The Mississippi State Senate today approved legislation to allow parents a choice in their children's education through charter schools, Lt. Gov. Tate Reeves announced. The bill, which passed 34-17, was held on a motion to reconsider.

Senate Bill 2401 will allow charter schools to open in Mississippi with approval from a newly created independent commission. The charter schools will be public schools with no entrance requirements and no tuition. They operate under a contract that allows administrative freedom and flexibility in exchange for exceptional levels of results-driven accountability.

"Charter schools are another tool in the toolbox to improve the education attainment level of our citizens," Reeves said. "Parents deserve to have a choice in their children's education. This bill gives parents a choice and gives more Mississippi kids a chance for success."

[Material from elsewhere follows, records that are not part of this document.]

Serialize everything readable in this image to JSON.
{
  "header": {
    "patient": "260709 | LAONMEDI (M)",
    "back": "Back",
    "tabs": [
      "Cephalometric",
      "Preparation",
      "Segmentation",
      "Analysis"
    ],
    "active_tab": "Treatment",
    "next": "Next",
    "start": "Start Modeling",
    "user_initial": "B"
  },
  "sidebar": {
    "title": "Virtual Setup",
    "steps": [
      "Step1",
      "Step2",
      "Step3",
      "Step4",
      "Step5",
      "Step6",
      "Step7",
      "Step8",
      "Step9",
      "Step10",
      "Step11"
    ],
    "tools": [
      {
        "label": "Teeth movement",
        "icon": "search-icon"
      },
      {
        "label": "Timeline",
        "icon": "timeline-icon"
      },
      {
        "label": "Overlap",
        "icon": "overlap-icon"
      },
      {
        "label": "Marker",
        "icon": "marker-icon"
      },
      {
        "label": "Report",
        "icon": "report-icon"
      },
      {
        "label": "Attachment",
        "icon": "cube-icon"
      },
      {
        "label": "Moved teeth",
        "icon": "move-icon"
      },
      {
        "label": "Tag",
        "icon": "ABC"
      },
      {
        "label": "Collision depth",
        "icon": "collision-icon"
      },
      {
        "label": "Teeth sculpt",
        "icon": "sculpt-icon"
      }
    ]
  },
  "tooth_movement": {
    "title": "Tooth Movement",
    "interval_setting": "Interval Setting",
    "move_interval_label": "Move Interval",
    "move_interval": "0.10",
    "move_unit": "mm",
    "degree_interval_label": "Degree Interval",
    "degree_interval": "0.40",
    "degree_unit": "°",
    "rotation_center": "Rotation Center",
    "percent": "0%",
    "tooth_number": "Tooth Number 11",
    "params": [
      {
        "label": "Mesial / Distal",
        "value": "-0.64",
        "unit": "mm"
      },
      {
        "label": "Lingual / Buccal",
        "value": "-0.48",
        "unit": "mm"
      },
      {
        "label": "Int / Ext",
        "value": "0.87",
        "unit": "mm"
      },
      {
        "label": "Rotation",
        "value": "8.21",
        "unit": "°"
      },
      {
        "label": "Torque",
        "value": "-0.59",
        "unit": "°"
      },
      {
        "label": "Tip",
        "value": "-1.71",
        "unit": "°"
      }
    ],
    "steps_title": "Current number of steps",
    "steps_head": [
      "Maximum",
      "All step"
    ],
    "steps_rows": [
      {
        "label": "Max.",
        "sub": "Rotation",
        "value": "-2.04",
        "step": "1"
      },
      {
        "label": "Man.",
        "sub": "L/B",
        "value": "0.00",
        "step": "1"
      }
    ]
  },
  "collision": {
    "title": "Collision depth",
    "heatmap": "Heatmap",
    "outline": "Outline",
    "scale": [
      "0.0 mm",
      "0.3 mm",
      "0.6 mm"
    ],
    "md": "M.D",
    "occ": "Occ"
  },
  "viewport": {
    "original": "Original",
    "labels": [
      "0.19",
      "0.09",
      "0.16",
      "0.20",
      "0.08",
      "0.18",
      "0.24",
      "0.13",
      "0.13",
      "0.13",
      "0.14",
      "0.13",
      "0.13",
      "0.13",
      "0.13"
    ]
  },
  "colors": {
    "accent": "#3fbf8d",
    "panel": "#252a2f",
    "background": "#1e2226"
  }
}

Students attending public charter schools must comply with provisions of the Mississippi compulsory school attendance law, meet health and safety standards, and adhere to state testing model. This legislation does not require charter schools; it simply gives a community the option to support a public charter school to enter into their district.

The newly created commission will be comprised of appointees from the Governor, Lieutenant Governor, the Department of Education and Institutions of Higher Learning. The commission will consider applications from charter school providers with a proven track record of success.

Public charter schools will be funded with existing dollars from the federal, state and local levels. The funds within the current Mississippi Adequate Education Program will follow a student to their school of choice. Public charter schools could be allowed in any district in the state. However, the local school boards of districts rated as "star" or "high performing" by the state Department of Education also would have to give a stamp of approval to any charter school seeking to open within those top districts.